Pas sûr que ça roule avec ce jeune public qui sait aussi ne pas s'en laisser compter, d'autant que les ficelles sont grosses. Cet âge est celui qui n'a pas grand-chose à faire de « votre  ville » telle qu'elle est, avec terrasses, magasins franchisés, agences immobilières, où les espaces qui conviendraient à l'énergie des jeunes, à leur plaisir de se retrouver, à pratiquer  la musique ou les jeux sont ceux… dont ils sont exclus. Expédiés des esplanades où le skate est irrésistible. Que pensent-ils des loisirs payants encouragés en ville ? Des échecs, si officiels et largement subventionnés ? Des sempiternels défilés déguisés en « moyenâge » ? Des courses de bagnoles « vintage » ? Des mornes bariolages nocturnes du théâtre ou de la cathédrale avec remerciements aux sponsors ? Leur expliquera-t-on que, pour le commerce, tout est permis ? Un accro-branches dévastateur en plein parc - il faut alimenter les caisses.

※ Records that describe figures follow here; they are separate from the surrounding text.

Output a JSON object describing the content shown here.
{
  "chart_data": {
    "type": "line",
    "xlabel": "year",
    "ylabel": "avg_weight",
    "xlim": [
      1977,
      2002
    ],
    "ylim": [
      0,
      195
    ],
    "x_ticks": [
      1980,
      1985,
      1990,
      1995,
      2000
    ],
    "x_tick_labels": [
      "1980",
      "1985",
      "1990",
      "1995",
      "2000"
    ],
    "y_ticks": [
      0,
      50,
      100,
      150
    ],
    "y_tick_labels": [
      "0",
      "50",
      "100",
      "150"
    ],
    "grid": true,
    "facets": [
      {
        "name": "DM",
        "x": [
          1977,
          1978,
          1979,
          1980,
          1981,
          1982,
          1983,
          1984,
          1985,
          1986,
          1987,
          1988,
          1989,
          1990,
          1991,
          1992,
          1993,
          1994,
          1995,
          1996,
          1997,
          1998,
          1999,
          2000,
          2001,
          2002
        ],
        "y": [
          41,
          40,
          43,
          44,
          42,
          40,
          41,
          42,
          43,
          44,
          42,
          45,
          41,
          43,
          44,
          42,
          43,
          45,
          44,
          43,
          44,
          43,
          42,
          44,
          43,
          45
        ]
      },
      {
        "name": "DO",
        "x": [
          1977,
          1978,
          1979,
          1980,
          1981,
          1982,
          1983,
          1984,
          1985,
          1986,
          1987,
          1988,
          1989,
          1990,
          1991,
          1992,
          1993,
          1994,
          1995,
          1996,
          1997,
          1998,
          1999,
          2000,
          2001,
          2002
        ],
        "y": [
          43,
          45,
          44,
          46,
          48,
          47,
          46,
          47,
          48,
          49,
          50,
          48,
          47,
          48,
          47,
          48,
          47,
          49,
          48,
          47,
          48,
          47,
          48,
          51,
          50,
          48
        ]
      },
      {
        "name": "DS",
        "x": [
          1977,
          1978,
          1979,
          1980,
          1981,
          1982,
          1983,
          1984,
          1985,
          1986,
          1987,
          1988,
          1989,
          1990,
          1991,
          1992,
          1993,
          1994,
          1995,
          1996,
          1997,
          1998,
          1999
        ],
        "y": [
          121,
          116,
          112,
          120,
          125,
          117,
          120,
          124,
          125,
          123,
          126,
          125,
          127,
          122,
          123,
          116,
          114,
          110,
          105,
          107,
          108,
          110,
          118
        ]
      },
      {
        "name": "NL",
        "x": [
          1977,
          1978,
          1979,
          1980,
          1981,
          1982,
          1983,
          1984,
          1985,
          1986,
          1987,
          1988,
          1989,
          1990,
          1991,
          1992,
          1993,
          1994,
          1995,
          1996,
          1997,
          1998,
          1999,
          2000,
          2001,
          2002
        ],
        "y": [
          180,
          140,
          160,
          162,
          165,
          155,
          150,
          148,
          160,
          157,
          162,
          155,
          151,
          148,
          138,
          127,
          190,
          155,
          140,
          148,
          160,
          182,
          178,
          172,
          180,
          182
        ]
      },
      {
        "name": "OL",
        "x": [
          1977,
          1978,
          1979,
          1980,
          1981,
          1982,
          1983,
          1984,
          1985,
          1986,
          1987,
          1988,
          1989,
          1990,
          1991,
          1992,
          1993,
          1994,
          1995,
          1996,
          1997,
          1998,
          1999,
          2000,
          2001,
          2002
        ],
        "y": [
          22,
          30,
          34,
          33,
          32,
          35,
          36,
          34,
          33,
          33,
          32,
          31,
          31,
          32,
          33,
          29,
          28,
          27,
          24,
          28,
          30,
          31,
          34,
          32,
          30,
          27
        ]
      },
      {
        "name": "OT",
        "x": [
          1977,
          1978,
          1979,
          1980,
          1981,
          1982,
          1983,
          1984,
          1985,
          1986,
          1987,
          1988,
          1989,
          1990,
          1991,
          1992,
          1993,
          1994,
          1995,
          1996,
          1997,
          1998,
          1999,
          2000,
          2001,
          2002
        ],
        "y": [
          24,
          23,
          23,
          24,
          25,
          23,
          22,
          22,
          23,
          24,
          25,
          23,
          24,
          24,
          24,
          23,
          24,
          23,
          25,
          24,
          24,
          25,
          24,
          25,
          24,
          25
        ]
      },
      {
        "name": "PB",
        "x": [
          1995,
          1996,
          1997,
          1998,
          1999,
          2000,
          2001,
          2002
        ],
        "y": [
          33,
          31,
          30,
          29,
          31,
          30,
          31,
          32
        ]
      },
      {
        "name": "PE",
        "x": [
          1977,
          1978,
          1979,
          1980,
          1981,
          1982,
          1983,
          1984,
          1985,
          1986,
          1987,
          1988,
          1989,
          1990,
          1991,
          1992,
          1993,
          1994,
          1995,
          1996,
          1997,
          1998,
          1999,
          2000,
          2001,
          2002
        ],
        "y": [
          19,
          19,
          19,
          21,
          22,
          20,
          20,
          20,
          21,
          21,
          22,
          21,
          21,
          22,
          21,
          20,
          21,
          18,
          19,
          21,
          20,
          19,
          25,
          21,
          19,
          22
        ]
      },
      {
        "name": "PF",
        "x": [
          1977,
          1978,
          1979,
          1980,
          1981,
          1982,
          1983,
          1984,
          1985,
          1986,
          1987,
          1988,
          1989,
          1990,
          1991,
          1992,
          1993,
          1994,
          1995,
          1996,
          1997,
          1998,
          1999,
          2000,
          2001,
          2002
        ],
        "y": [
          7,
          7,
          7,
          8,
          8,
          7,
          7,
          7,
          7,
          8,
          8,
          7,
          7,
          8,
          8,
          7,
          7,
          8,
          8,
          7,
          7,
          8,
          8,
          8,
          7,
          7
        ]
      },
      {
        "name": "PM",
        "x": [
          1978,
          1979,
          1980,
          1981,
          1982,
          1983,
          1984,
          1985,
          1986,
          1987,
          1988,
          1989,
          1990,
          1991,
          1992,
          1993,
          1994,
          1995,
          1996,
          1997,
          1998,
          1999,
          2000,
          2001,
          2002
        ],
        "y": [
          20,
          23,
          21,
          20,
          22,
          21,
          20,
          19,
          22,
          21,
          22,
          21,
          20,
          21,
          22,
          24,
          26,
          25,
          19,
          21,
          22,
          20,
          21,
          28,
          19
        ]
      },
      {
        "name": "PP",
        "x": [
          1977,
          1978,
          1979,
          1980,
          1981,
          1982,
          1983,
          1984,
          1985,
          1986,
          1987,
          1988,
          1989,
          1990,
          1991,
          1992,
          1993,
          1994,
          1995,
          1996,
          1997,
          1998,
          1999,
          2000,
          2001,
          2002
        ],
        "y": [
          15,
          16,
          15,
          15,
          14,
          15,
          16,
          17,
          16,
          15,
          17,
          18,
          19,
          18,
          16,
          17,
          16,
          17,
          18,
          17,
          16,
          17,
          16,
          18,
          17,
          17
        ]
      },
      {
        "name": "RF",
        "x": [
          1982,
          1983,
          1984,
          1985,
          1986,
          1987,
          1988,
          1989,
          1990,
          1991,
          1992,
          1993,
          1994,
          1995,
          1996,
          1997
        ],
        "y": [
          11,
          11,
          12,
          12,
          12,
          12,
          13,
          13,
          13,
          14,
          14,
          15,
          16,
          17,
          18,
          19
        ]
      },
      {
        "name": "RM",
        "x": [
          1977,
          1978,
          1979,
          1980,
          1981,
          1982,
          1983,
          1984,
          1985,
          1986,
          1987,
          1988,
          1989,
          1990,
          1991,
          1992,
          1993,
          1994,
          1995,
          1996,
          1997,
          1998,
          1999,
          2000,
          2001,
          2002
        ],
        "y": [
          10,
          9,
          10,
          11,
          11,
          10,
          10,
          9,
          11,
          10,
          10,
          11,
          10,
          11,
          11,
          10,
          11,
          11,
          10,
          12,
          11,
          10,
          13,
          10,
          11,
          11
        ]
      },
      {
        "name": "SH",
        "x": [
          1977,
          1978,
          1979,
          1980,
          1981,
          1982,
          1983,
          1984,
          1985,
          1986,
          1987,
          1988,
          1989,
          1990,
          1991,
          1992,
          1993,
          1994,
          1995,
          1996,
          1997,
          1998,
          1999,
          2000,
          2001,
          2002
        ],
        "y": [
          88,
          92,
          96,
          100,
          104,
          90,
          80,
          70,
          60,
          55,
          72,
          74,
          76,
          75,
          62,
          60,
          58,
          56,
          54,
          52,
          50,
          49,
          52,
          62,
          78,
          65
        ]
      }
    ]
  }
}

Ils n'ont pas connu les Maisons pour Tous, autrefois dispensatrices d'activités, de spectacles et de concerts, ni le Muséum où leurs parents ont pu admirer autrefois collections d'insectes, de squelettes, herbiers et autres trésors de fossiles, il faudra bien leur répondre, un peu gênés quand même, que non, on n'a plus cela… Oui, le maire l'a fermé, promettant à la place un auditorium ; ben non, les finances, vous savez, les parkings, le Colisée ont tout avalé… Les musées, ça ne paie pas et, à la mairie, on n'a qu'un credo, qu'on vous fera bien entrer dans la tête : consommer.

Voeux

Et puis qu'ils ne commencent pas à parler de voies cyclables qui durent plus de deux cents mètres, assez sécurisées pour qu'on puisse pédaler avec un peu d'énergie ! Pire, des arbres qui tombent partout sous les coups des engins de chantiers : c'est qu'ils pourraient bien rappeler à l'ordre ces autorités qui leur font miroiter un strapontin de « conseiller/ère municipal(e) de la jeunesse » que les héritiers du monde privé d'eau saine et abondante, d'oxygène et d'espace, des canicules et des pénuries, ce seront eux.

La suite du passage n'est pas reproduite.